Once everything does start to open up players will find themselves running all over the place or riding their horse (or even faster using a carrot to quick travel between certain areas) as there is eventually just so much to do and many different opportunities to take advantage of. While players are initially only given their plot of land to work with, they are eventually given challenges by the town’s guild to compete against the other farmers in the area for temporary property rights of other fields. These side-fields often are required to grow specific crops or items that otherwise cannot be grown at your farm or produce higher quality crops, giving players extra incentive.
There is also plenty of customization available in Story of Seasons, but on a slightly more limited and easier to handle scale compared to New Beginning. Players no longer have to worry about building an entire town but can now use materials to create pieces of furniture from blueprints and customize the interior of their house as well as create various animal houses since Story of Seasons features more types of livestock than past games that I can remember, buildings to craft or refine various materials into more useful or valuable items, and decorations to create a unique looking farm.
Off of the farm players will find themselves greeted by the aforementioned colorful cast of villagers, a number of which have special events that can be triggered once they like you enough, as well as potential marriage candidates.

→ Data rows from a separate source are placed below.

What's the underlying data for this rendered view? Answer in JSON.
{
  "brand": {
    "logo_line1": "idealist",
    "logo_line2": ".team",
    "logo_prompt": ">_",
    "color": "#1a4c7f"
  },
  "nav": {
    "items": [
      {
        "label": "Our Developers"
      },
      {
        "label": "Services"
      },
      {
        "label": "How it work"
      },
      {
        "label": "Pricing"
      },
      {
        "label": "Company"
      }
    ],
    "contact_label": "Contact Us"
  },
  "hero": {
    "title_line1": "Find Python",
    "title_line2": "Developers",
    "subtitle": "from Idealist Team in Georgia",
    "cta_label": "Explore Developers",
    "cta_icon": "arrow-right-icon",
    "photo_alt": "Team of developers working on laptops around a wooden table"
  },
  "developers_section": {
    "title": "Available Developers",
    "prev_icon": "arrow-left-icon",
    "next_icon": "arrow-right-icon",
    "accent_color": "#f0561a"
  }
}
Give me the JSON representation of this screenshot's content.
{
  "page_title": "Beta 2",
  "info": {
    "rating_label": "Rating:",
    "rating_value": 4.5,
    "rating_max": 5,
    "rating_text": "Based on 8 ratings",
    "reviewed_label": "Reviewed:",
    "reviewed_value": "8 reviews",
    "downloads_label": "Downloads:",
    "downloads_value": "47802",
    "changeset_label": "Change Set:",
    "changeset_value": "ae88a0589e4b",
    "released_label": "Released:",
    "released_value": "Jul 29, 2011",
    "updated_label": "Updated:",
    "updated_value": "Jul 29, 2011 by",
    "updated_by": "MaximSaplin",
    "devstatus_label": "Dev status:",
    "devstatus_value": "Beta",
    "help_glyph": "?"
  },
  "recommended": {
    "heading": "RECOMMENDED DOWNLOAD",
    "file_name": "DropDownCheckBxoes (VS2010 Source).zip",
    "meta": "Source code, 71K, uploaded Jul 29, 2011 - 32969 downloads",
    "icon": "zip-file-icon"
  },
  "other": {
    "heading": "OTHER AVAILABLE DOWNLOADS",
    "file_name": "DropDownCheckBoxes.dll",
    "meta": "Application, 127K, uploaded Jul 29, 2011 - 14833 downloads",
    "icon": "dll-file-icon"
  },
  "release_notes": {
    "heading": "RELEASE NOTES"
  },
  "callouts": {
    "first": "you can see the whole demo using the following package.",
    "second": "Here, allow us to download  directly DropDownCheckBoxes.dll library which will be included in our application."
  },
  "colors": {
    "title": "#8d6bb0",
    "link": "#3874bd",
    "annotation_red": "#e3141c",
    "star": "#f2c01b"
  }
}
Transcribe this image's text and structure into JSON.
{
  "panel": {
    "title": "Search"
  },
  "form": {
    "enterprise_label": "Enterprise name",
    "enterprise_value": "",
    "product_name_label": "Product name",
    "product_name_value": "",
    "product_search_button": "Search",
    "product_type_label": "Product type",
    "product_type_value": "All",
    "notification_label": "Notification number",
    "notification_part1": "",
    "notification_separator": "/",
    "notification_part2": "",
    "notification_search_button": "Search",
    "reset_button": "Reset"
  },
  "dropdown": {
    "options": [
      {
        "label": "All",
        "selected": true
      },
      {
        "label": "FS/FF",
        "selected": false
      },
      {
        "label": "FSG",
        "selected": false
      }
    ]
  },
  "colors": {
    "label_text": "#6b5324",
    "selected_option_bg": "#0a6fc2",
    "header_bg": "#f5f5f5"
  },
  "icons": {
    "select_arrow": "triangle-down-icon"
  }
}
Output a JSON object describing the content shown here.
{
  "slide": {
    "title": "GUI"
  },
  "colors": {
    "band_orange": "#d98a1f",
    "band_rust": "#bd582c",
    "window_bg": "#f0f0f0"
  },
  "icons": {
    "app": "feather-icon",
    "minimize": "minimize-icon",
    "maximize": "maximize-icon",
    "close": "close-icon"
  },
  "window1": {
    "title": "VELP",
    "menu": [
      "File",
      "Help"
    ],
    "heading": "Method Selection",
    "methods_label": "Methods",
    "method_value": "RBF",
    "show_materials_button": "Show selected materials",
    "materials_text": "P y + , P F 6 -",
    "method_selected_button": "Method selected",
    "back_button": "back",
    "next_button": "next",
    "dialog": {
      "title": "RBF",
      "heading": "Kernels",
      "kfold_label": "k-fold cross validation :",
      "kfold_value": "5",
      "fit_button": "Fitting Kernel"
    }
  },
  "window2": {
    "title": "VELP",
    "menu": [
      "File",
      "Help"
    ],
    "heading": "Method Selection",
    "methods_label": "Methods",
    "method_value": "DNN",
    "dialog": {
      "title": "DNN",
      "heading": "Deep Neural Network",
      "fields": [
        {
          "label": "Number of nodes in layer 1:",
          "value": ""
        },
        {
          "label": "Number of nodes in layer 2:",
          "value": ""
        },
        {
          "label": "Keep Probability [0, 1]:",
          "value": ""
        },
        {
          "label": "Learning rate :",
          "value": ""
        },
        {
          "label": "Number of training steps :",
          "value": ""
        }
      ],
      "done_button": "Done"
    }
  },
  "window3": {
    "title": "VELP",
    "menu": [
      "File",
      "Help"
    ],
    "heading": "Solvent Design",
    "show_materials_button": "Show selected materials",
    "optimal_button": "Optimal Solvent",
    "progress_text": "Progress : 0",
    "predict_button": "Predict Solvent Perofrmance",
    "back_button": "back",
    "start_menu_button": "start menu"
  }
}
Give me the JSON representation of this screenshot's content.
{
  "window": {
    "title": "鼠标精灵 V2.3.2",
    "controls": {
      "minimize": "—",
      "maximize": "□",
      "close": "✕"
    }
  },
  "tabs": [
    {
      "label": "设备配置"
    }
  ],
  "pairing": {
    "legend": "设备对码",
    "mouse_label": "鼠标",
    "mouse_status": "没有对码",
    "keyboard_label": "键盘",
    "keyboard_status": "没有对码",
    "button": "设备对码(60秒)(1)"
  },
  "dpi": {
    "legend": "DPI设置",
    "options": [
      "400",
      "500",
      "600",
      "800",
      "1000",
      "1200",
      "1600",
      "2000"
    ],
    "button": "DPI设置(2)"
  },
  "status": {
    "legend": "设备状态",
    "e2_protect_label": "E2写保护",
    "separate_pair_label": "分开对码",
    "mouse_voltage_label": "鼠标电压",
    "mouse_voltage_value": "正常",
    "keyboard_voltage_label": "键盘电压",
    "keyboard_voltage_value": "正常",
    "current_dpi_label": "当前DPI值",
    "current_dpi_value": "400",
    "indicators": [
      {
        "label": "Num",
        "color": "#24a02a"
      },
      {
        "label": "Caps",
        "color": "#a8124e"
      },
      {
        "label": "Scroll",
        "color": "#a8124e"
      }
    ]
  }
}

Like past games each character has different preferences when it comes to items meaning players will have to find out what each girl or guy likes as a gift and what items they hate in order to woo them into eventually marrying the player. In a first for the series, players can opt to spend a certain amount of money on either lavish, modest, or low-key weddings which appear to affect how quickly your wife, or you if you are a female character, get pregnant in the game.
Visuals & Audio
Story of Seasons sports an aesthetic that many fans of the series will be familiar with as it utilizes a style similar to most recent titles but with more refinement. The character portraits are nicely detailed while the actual models are fairly cute looking albeit rough around the edges. That being said there are plenty of lush details in every path that players run through and watching your crops sprout up due to your tender care is always a delight.
Unfortunately this level of detail does come with a price and that is a poor frame rate. While simply walking through town may not cause any issues, packed fields or densely populated areas will cause the game to slow down to a noticeable degree which is frustrating but far from a deal breaker. Thankfully Story of Seasons’ soundtrack is made up of soft enjoyable melodies that players can spend hours toiling the fields to without even noticing how much time has actually passed by.
Despite the name change that may throw many off, Story of Seasons is the game that Harvest Moon fans should be looking for when they head to the stores as it is everything they could hope for. While it does streamline some of the more monotonous tasks, this simplification can only be seen as a good thing as it opens the player’s time up to explore the vast amount of content and activities available to them once Story of Seasons decides to open up after its slow start. With more content than ever, Story of Seasons delivers the same addictive and enjoyable feeling that fans have come to love while making it easier than ever to jump into this long running series under a brand new label.